Doc, I can't take it any more. What's it all mean?

(Dr. Josefs looks at his notes, jots a few more down. Doesn't say anything for a few seconds. It feels like an eternity.)

DR. JOSEFS
Jim, how are things at work?

JIM
At work? They're fine. Same as usual.

(Dr. Josefs jots a few more notes. From the darkness where the nightclub sits a man walks out. It's Edward James Olmos, wearing a tuxedo. He walks right up to the couch while Dr. Josefs scribbles, not noticing.)

OLMOS
Your table is ready, sir.

(Smash cut to the same exact scene, but Olmos is gone. Jim opens his eyes with a start and gasps.)

DR. JOSEFS
Jim?

JIM
I saw him. He was right here.

DR. JOSEFS
Saw who?

JIM
The maitre'd. But it wasn't...it was that guy from "Miami Vice".

DR. JOSEFS
Don Johnson? Don Johnson was the maitre'd?

JIM
No. Not him.

DR. JOSEFS
Tubbs? You dreamt about Tubbs? This is more serious than I realized. We'll need to--

JIM
--no. Not him either. The lieutenant. What was his name?

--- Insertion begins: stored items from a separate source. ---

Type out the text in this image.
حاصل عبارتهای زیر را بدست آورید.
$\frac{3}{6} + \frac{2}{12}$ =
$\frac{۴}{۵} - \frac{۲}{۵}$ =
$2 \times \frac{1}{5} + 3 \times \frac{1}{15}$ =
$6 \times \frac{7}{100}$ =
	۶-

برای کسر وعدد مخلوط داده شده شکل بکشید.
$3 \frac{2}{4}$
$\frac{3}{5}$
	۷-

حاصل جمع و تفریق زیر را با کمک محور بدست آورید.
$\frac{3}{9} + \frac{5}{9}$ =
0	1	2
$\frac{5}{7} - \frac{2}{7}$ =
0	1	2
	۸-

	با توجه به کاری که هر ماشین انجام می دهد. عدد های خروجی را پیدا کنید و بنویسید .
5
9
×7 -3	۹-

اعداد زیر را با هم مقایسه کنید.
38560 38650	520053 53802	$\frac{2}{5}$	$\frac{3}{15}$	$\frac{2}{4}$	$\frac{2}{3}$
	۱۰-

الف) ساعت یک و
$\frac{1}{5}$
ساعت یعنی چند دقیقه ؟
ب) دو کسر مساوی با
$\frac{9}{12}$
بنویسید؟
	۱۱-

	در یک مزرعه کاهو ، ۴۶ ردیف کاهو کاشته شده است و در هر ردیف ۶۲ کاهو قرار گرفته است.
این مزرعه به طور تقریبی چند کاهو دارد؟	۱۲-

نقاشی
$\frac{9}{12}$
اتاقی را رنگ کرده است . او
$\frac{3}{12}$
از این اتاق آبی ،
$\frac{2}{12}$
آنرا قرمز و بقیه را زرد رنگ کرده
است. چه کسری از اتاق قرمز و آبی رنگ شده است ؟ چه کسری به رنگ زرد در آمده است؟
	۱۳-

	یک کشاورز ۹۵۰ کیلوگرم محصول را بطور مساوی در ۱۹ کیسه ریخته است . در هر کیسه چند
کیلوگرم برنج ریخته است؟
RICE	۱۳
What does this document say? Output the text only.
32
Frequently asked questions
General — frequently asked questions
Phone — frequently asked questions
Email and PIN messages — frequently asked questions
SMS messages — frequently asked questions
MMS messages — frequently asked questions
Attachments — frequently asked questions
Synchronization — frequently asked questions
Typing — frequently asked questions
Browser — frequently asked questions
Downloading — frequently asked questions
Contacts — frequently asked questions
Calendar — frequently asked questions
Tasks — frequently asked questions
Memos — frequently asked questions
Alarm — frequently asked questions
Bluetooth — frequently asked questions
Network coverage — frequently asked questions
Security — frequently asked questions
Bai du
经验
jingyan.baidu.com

(Dr. Josefs scratches a few peremptory notes and puts down his pen.)

DR. JOSEFS
Jim, I think I understand what's been bothering you--

JIM
--What is it, doc?--

DR. JOSEFS
--but, we're out of time today.

(Dr. Josefs presses a button on his intercom and speaks into it.)

Mary? Could you please schedule another appointment for Mr. Halpert. Sometime in 2009 would be fine.

BLACKOUT

2 comments:

Anonymous said...

I figure you either don't get this at all, get pieces, or get everything.

Wow. Count me among the first group. I am flummoxed. I'm sure it's good though!

And thanks for the propers on mine. I'd love to find a good Olbermann impersonator and film it.

Anonymous said...

Yeah. I overreached. So far in fact, I decided to publish an answer key.